Monday, July 5, 2021

Somali singing... an art that describes human life, thoughts and hopes


 The history of Somali singing began as a vocal art associated with work songs. These songs varied, according to the roles that man plays in his daily life, from the work of watering the flocks performed by men, to the grinding of grain and the work of counting for women, with a great influence of the Sufi schools, and their poems in praise of the Prophet, his family, companions and guardians. These songs are also associated with the seasons of fertility and drought, desertion and travel, plowing and harvesting, describing human life on Somali land, and his beliefs, thoughts, feelings, hopes and fears, in a form that has hardly changed for centuries.

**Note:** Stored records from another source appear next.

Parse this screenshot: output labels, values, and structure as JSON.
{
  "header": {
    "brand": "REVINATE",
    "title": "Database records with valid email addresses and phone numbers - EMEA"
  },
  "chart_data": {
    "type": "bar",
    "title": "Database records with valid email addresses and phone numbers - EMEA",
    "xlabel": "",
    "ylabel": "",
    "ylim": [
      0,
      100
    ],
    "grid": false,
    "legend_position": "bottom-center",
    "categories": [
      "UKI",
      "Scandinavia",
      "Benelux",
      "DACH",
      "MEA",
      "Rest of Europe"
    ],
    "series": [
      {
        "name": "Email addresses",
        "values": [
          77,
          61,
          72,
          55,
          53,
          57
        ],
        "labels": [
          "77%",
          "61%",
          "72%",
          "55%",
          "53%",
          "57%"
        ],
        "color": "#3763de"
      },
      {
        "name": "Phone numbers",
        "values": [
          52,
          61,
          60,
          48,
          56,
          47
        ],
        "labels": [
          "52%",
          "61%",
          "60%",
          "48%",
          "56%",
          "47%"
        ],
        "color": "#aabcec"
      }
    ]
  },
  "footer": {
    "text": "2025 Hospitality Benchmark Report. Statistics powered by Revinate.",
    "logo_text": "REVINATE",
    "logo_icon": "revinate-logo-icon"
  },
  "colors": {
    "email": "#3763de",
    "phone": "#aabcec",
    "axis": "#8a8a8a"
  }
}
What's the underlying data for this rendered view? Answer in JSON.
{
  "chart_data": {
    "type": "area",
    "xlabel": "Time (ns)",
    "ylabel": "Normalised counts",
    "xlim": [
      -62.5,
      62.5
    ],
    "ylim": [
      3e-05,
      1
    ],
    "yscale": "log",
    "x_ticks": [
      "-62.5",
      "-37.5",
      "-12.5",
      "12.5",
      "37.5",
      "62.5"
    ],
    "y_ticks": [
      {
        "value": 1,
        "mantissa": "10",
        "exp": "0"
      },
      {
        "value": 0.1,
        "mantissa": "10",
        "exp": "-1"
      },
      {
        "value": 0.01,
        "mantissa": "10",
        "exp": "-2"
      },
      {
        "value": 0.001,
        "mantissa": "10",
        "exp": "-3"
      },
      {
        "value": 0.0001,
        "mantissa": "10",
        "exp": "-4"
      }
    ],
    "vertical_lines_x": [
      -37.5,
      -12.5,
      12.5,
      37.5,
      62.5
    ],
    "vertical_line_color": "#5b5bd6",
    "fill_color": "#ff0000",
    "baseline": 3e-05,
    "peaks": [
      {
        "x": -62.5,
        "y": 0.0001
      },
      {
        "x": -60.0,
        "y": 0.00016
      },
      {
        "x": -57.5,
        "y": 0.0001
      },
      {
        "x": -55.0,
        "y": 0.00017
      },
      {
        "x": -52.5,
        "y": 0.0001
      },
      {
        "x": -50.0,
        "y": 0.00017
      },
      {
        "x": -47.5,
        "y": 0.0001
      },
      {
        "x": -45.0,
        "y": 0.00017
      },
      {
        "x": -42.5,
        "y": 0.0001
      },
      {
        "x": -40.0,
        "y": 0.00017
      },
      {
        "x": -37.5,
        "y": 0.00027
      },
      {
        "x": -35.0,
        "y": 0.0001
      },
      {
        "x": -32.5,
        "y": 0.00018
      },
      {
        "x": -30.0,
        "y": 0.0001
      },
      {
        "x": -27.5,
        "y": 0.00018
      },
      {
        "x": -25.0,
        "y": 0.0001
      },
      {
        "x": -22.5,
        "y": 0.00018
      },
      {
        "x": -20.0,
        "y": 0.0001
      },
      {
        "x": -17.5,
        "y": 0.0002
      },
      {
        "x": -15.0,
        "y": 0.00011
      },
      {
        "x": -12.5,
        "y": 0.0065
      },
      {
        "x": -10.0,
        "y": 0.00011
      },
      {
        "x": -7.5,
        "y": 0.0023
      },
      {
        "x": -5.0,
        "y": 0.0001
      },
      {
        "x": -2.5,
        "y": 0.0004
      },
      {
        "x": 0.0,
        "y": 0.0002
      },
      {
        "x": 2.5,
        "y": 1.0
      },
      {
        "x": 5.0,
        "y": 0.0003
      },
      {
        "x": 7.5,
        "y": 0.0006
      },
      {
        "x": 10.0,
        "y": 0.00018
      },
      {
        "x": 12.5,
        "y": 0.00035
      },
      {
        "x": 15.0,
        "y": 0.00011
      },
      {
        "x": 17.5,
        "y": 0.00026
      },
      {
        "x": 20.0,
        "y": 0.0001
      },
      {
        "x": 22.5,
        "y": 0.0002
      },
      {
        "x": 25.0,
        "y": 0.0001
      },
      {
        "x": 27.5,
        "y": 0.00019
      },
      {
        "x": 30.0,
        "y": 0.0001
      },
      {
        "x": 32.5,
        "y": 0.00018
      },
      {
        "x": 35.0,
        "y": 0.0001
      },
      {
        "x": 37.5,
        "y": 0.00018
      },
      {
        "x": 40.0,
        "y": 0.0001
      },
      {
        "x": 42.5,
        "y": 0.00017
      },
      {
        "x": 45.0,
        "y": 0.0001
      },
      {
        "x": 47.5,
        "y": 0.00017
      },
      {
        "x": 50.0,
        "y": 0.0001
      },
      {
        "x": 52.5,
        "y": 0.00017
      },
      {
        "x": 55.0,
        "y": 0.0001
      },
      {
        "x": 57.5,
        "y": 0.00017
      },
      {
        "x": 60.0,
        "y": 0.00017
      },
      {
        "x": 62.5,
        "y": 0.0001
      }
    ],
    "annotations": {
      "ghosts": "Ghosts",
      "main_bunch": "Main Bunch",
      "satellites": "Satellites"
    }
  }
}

However, the literary status of singing emerged, stemming from Somali poetry, to be a new poetic art in its own right, added to a series of literary arts that branched off from each other, after each of them took its final form, and found creators who specialize in it and are loyal to it, so that the abundance of production led to transform it into a literary art of its own.


The location of the song in Somali literature.


Literature in the Somali language is called "Sugan" and includes both prose and verse. The prose is divided into story, wisdom, sermon and blink, and modern arts, such as articles and theater, joined it after the Western presence in the country, starting in the nineteenth century. As for the systems, they are divided according to seniority into the “jpi” systems, the “tanto” and “girard” systems, the “branbar” systems for women, the “sherb” systems, the “guru” systems, and the “helo” systems from which the “has” systems, i.e. poems, emerged The singer.


The sung poems were distinguished by their easy language and short syllables, and researchers point out that despite the modernity of the art as a literary art in its own right, it is a continuation of the use of the old word in the Somali language “hes” or “hista”, which is directly related to the ancient Egyptian terms “hist”. And the Arabic “Hazzej”, as an extension of work chants, camel shoes and livestock watering.